Personal information
- Full name: Karl Viljo Halme
- Date of birth: January 24, 1907
- Place of birth: Helsinki, Grand Duchy of Finland
- Date of death: October 21, 1981 (aged 74)
- Place of death: Helsinki, Finland
- Position(s): Goalkeeper

Senior career*
- Years: Team / Apps / (Gls)
- 1923–1929: Jyry / – / (–)
- 1931–1935: HJK / 49 / (0)
- 1936–1941: HPS / 58 / (0)

International career
- 1932–1939: Finland / 30 / (0)

= Viljo Halme =

Finnish footballer (1907-1981)

Karl Viljo Halme (24 January 1907 – 21 October 1981) was a Finnish football goalkeeper. He earned 30 caps for the Finland national football team and was a member of the Finland squad at the 1936 Summer Olympics. Halme is considered one of the all-time best goalkeepers of Finland.

== Career ==
Halme started his career in the Helsinki working class side Jyry, playing in the Finnish Workers' Sports Federation (TUL) Championship series. Due to the 1918 Civil War, Finnish football was divided, TUL and the Finnish Football Association (SPL) had their own leagues and the national team was composed of SPL players only.

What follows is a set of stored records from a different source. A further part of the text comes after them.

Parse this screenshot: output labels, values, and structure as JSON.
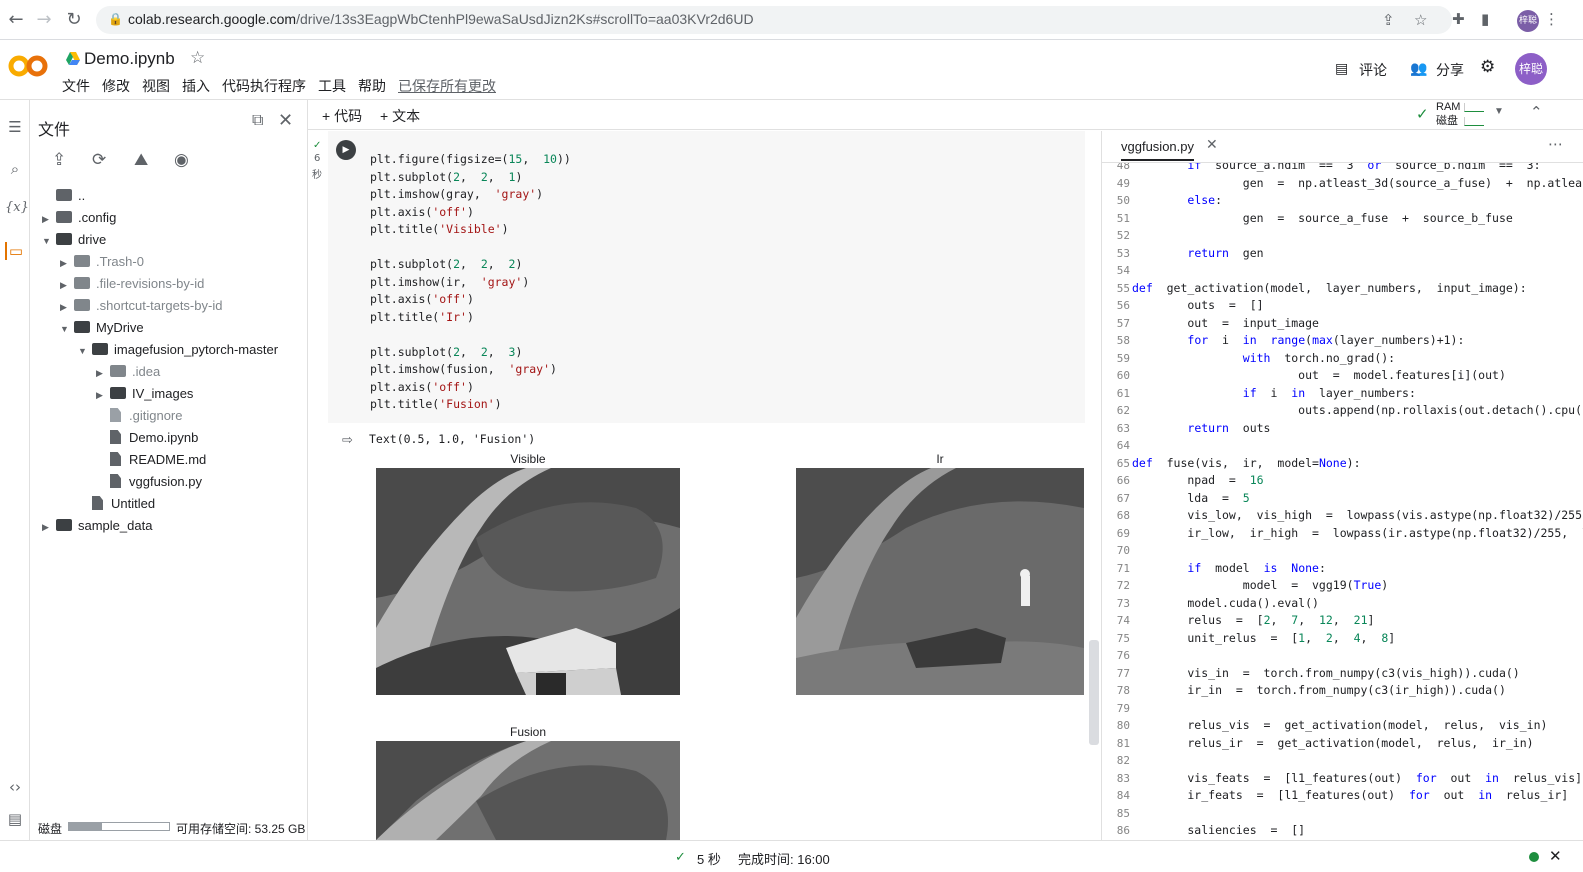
{
  "browser": {
    "url_host": "colab.research.google.com",
    "url_path": "/drive/13s3EagpWbCtenhPl9ewaSaUsdJizn2Ks#scrollTo=aa03KVr2d6UD",
    "profile_initials": "梓聪"
  },
  "colab": {
    "notebook_name": "Demo.ipynb",
    "menu": [
      "文件",
      "修改",
      "视图",
      "插入",
      "代码执行程序",
      "工具",
      "帮助"
    ],
    "saved_status": "已保存所有更改",
    "comment_label": "评论",
    "share_label": "分享",
    "avatar_initials": "梓聪"
  },
  "files_panel": {
    "title": "文件",
    "tree": [
      {
        "name": "..",
        "type": "up",
        "depth": 0
      },
      {
        "name": ".config",
        "type": "folder",
        "depth": 0,
        "arrow": "right"
      },
      {
        "name": "drive",
        "type": "folder",
        "depth": 0,
        "arrow": "down"
      },
      {
        "name": ".Trash-0",
        "type": "folder",
        "depth": 1,
        "arrow": "right"
      },
      {
        "name": ".file-revisions-by-id",
        "type": "folder",
        "depth": 1,
        "arrow": "right"
      },
      {
        "name": ".shortcut-targets-by-id",
        "type": "folder",
        "depth": 1,
        "arrow": "right"
      },
      {
        "name": "MyDrive",
        "type": "folder",
        "depth": 1,
        "arrow": "down"
      },
      {
        "name": "imagefusion_pytorch-master",
        "type": "folder",
        "depth": 2,
        "arrow": "down"
      },
      {
        "name": ".idea",
        "type": "folder",
        "depth": 3,
        "arrow": "right"
      },
      {
        "name": "IV_images",
        "type": "folder",
        "depth": 3,
        "arrow": "right"
      },
      {
        "name": ".gitignore",
        "type": "file",
        "depth": 3
      },
      {
        "name": "Demo.ipynb",
        "type": "file",
        "depth": 3
      },
      {
        "name": "README.md",
        "type": "file",
        "depth": 3
      },
      {
        "name": "vggfusion.py",
        "type": "file",
        "depth": 3
      },
      {
        "name": "Untitled",
        "type": "file",
        "depth": 2
      },
      {
        "name": "sample_data",
        "type": "folder",
        "depth": 0,
        "arrow": "right"
      }
    ],
    "disk_label": "磁盘",
    "disk_used_fraction": 0.33,
    "free_space": "可用存储空间: 53.25 GB"
  },
  "notebook": {
    "add_code": "+ 代码",
    "add_text": "+ 文本",
    "ram_label": "RAM",
    "disk_label": "磁盘",
    "exec_count": "6",
    "exec_unit": "秒",
    "output_text": "Text(0.5, 1.0, 'Fusion')",
    "image_titles": [
      "Visible",
      "Ir",
      "Fusion"
    ]
  },
  "editor": {
    "tab_name": "vggfusion.py",
    "first_line": 48
  },
  "status": {
    "duration": "5 秒",
    "completed": "完成时间: 16:00"
  }
}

Halme represented the TUL football team at the 1928 Summer Spartakiad in Moscow, although the Social Democratic TUL had forbid its athletes to participate in the games of the Communist Red Sports International. All athletes who competed at the Spartakiad were dismissed from TUL, and Halme was left without a team.

In 1931, Halme switched to the ″bourgeoisie″ HJK Helsinki, which made him eligible for the national team. Halme debuted for Finland against Sweden in October 1932. In the Finland squad at the 1936 Summer Olympics, Halme was one of the eight former TUL players who had defected to the Finnish Football Association's side.